One of the most dangerous aspects of lung cancer is you usually don’t see any symptoms until the cancer has already grown severe. Regular lung screenings can help you catch lung cancer in its infancy, when it’s easier to treat and possible to cure, but these screenings come with their own risks. That’s why it’s important to know whether or not your own risk of lung cancer is high enough to warrant screening.
What Are Screenings?
Screenings are a type of test that’s used when someone doesn’t have symptoms but has a higher risk of developing a health problem later in life. For example, smokers are as much as 25 times more likely to develop lung cancer than those who have never smoked. Screenings can help these at-risk people catch their cancer as early as possible.

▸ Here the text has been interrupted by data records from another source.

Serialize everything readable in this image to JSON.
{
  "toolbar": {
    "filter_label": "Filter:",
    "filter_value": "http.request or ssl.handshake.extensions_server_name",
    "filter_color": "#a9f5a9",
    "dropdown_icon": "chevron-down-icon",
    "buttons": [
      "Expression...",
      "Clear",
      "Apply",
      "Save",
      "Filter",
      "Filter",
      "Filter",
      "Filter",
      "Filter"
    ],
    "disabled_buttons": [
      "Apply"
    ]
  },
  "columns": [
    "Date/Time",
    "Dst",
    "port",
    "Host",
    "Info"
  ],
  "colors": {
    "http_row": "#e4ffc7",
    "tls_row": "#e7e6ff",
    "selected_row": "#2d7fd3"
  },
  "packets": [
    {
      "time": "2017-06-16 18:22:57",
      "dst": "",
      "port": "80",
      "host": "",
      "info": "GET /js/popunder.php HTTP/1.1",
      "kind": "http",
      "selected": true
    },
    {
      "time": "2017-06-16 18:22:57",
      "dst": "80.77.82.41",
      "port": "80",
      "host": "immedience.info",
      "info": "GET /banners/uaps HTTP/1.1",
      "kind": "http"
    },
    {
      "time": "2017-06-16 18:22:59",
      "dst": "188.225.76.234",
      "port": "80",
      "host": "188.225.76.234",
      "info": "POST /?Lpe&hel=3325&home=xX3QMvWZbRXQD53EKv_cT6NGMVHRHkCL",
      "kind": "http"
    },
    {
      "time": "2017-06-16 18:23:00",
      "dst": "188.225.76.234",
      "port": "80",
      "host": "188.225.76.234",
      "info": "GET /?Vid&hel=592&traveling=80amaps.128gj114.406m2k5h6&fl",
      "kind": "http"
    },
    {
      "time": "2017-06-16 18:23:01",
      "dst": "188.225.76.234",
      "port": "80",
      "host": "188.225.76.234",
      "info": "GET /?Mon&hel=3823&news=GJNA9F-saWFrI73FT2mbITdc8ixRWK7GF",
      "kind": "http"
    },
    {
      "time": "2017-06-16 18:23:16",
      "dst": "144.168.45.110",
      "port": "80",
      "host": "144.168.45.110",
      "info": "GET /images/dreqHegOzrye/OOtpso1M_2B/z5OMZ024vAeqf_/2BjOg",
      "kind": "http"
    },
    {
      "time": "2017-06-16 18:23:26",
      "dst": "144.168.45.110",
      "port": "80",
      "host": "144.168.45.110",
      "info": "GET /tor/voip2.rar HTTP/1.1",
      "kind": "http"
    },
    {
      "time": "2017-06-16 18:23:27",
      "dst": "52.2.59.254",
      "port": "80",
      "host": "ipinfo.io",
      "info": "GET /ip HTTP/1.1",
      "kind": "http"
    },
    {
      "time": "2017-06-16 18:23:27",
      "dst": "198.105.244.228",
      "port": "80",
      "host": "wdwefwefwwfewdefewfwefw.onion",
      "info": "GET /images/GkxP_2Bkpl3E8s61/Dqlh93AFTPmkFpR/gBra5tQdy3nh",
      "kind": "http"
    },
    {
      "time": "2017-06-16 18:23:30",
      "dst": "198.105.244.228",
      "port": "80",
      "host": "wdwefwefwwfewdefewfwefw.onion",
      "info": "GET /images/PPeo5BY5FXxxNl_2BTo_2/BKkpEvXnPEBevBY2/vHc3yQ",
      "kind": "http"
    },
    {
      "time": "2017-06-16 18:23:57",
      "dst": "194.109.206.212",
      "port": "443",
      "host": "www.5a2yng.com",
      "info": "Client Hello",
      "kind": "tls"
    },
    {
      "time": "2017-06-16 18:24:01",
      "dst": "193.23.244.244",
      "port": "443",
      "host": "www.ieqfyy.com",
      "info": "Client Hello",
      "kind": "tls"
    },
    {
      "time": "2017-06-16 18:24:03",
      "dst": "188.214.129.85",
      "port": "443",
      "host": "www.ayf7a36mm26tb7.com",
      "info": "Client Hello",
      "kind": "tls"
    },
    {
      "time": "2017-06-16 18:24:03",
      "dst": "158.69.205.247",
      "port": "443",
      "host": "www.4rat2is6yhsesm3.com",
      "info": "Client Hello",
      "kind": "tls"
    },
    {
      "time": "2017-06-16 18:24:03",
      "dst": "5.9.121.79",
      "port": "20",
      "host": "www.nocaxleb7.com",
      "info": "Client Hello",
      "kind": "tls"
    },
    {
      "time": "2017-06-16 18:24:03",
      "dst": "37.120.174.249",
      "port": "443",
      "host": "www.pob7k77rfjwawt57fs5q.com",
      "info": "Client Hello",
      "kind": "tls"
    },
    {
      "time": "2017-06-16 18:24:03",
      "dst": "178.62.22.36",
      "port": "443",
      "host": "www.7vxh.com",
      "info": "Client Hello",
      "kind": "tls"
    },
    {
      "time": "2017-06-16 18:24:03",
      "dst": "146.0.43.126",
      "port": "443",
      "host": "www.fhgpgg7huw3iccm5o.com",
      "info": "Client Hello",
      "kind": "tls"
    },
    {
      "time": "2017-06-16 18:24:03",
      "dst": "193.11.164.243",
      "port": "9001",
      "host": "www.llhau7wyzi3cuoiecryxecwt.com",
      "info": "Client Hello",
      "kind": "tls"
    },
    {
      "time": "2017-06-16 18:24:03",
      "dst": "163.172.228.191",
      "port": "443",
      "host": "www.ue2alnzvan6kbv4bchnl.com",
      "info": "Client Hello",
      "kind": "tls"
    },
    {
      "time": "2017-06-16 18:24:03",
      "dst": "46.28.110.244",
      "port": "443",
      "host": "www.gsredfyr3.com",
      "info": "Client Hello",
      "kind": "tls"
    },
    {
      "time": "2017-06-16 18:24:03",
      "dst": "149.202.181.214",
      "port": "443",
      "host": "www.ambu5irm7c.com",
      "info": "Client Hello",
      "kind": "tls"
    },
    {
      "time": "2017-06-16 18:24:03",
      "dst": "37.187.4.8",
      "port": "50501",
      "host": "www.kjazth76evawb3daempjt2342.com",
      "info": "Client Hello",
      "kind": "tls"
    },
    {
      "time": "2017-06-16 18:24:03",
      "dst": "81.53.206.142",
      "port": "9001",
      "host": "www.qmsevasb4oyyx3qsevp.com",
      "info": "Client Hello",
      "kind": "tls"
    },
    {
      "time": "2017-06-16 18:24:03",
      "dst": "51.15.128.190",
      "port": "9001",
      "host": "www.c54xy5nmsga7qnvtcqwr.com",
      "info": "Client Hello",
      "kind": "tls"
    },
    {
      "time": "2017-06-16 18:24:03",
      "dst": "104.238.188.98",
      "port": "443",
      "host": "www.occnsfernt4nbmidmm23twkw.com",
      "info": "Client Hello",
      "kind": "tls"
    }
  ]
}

The only reliable form of lung cancer screening is called a computed tomography (CT) scan, which combines x-rays and small doses of radiation to create detailed imaging of your lungs. The CT scan helps doctors look for small abnormalities in your lungs, which can be indicative of cancer or other ailments.
The Risks of Screenings
Unfortunately, there are a number of risks that come with a low-dose CT lung cancer screening. The test may produce a false positive, which can quickly lead to unnecessary tests and surgeries. The test may also find tumors that are harmless but end up receiving unnecessary treatment. And because the test itself involves radiation, repeated screenings can actually increase your risk of cancer. For people who aren’t likely to develop lung cancer, these extra risks simply aren’t worth taking.
Who’s at Risk?
Because not everyone should be tested, experts use lung cancer screening guidelines to determine those who are most prone to lung cancer. According to the American Cancer Society, that means heavy smokers between the ages of 55 and 74. The American Lung Association also suggests that doctors consider family history as a lung cancer screening criteria in addition to history as a smoker.

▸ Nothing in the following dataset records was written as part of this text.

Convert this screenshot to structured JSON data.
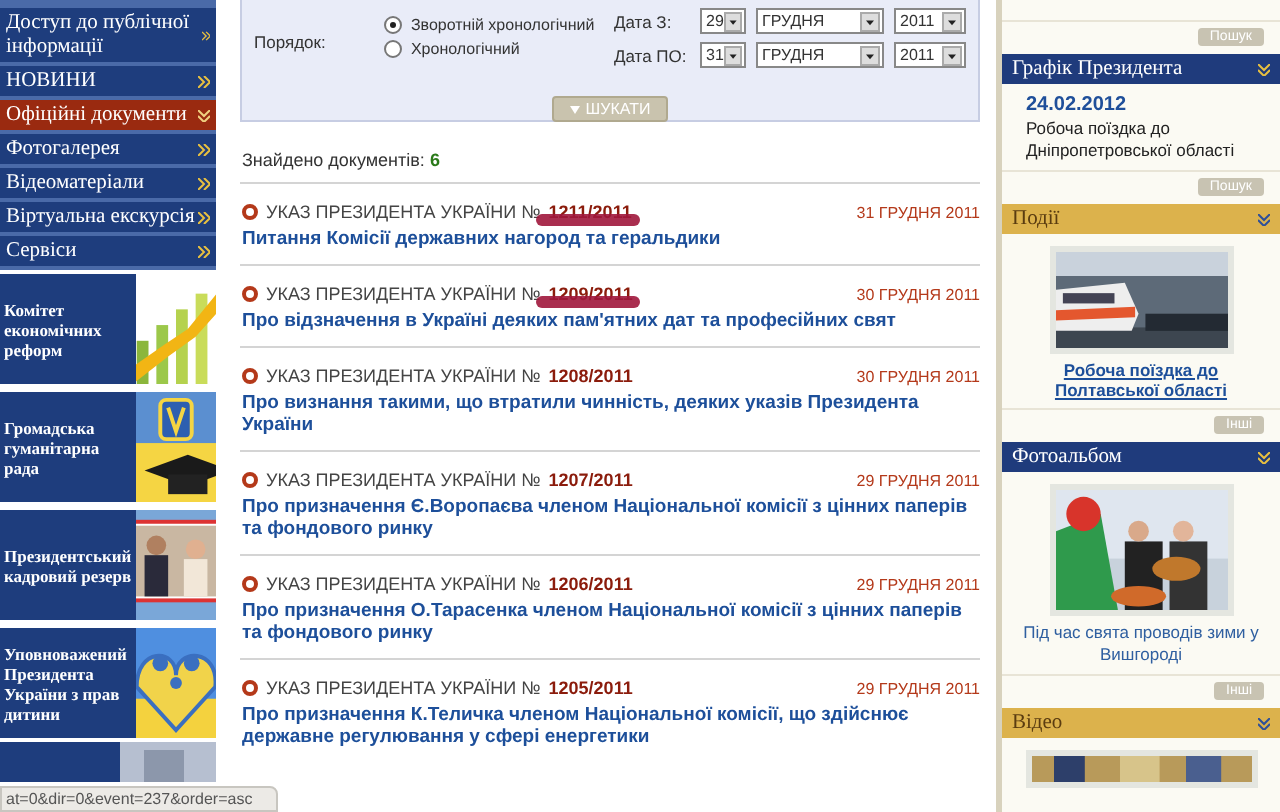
{
  "nav": {
    "items": [
      {
        "label": "Доступ до публічної інформації",
        "selected": false
      },
      {
        "label": "НОВИНИ",
        "selected": false
      },
      {
        "label": "Офіційні документи",
        "selected": true
      },
      {
        "label": "Фотогалерея",
        "selected": false
      },
      {
        "label": "Відеоматеріали",
        "selected": false
      },
      {
        "label": "Віртуальна екскурсія",
        "selected": false
      },
      {
        "label": "Сервіси",
        "selected": false
      }
    ]
  },
  "banners": [
    {
      "title": "Комітет економічних реформ",
      "kind": "chart"
    },
    {
      "title": "Громадська гуманітарна рада",
      "kind": "emblem"
    },
    {
      "title": "Президентський кадровий резерв"
    },
    {
      "title": "Уповноважений Президента України з прав дитини",
      "kind": "family"
    }
  ],
  "filter": {
    "order_label": "Порядок:",
    "options": [
      {
        "label": "Зворотній хронологічний",
        "selected": true
      },
      {
        "label": "Хронологічний",
        "selected": false
      }
    ],
    "dates": [
      {
        "label": "Дата З:",
        "day": "29",
        "month": "ГРУДНЯ",
        "year": "2011"
      },
      {
        "label": "Дата ПО:",
        "day": "31",
        "month": "ГРУДНЯ",
        "year": "2011"
      }
    ],
    "search_button": "ШУКАТИ"
  },
  "found": {
    "label": "Знайдено документів:",
    "count": "6"
  },
  "documents": [
    {
      "type": "УКАЗ ПРЕЗИДЕНТА УКРАЇНИ №",
      "number": "1211/2011",
      "date": "31 ГРУДНЯ 2011",
      "title": "Питання Комісії державних нагород та геральдики",
      "marked": true
    },
    {
      "type": "УКАЗ ПРЕЗИДЕНТА УКРАЇНИ №",
      "number": "1209/2011",
      "date": "30 ГРУДНЯ 2011",
      "title": "Про відзначення в Україні деяких пам'ятних дат та професійних свят",
      "marked": true
    },
    {
      "type": "УКАЗ ПРЕЗИДЕНТА УКРАЇНИ №",
      "number": "1208/2011",
      "date": "30 ГРУДНЯ 2011",
      "title": "Про визнання такими, що втратили чинність, деяких указів Президента України",
      "marked": false
    },
    {
      "type": "УКАЗ ПРЕЗИДЕНТА УКРАЇНИ №",
      "number": "1207/2011",
      "date": "29 ГРУДНЯ 2011",
      "title": "Про призначення Є.Воропаєва членом Національної комісії з цінних паперів та фондового ринку",
      "marked": false
    },
    {
      "type": "УКАЗ ПРЕЗИДЕНТА УКРАЇНИ №",
      "number": "1206/2011",
      "date": "29 ГРУДНЯ 2011",
      "title": "Про призначення О.Тарасенка членом Національної комісії з цінних паперів та фондового ринку",
      "marked": false
    },
    {
      "type": "УКАЗ ПРЕЗИДЕНТА УКРАЇНИ №",
      "number": "1205/2011",
      "date": "29 ГРУДНЯ 2011",
      "title": "Про призначення К.Теличка членом Національної комісії, що здійснює державне регулювання у сфері енергетики",
      "marked": false
    }
  ],
  "sidebar": {
    "items": [
      {
        "kind": "button",
        "label": "Пошук"
      },
      {
        "kind": "header",
        "label": "Графік Президента",
        "color": "#1f3b7c"
      },
      {
        "kind": "date",
        "label": "24.02.2012"
      },
      {
        "kind": "text",
        "label": "Робоча поїздка до Дніпропетровської області"
      },
      {
        "kind": "button",
        "label": "Пошук"
      },
      {
        "kind": "header",
        "label": "Події",
        "color": "#dcb24c"
      },
      {
        "kind": "picture"
      },
      {
        "kind": "link",
        "label": "Робоча поїздка до Полтавської області"
      },
      {
        "kind": "button",
        "label": "Інші"
      },
      {
        "kind": "header",
        "label": "Фотоальбом",
        "color": "#1f3b7c"
      },
      {
        "kind": "picture"
      },
      {
        "kind": "caption",
        "label": "Під час свята проводів зими у Вишгороді"
      },
      {
        "kind": "button",
        "label": "Інші"
      },
      {
        "kind": "header",
        "label": "Відео",
        "color": "#dcb24c"
      },
      {
        "kind": "picture"
      }
    ]
  },
  "status_bar": "at=0&dir=0&event=237&order=asc"
}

If you’re wondering whether or not you’re considered a heavy smoker, experts define heavy smoking as having racked up 30 or more pack-years during your lifetime. A pack-year is when a smoker consumes 1 pack each day for at least 1 year. That means if you were smoking 3 packs a day for a year, you would have 3 pack-years in only 1 calendar year.
Screenings aren’t a one-time thing— anyone who’s at risk for lung cancer should be screened annually. If you haven’t smoked for the past 15 years, it’s safe to stop screening. If you’re over 74, it may be time to stop screening for lung cancer if you’re also no longer in good enough health to undergo treatment. Until then, if you match the criteria for lung cancer screening, the important thing is that you talk to your doctor right away. Lung cancer is very treatable in its early stages but quickly becomes deadly if left undetected.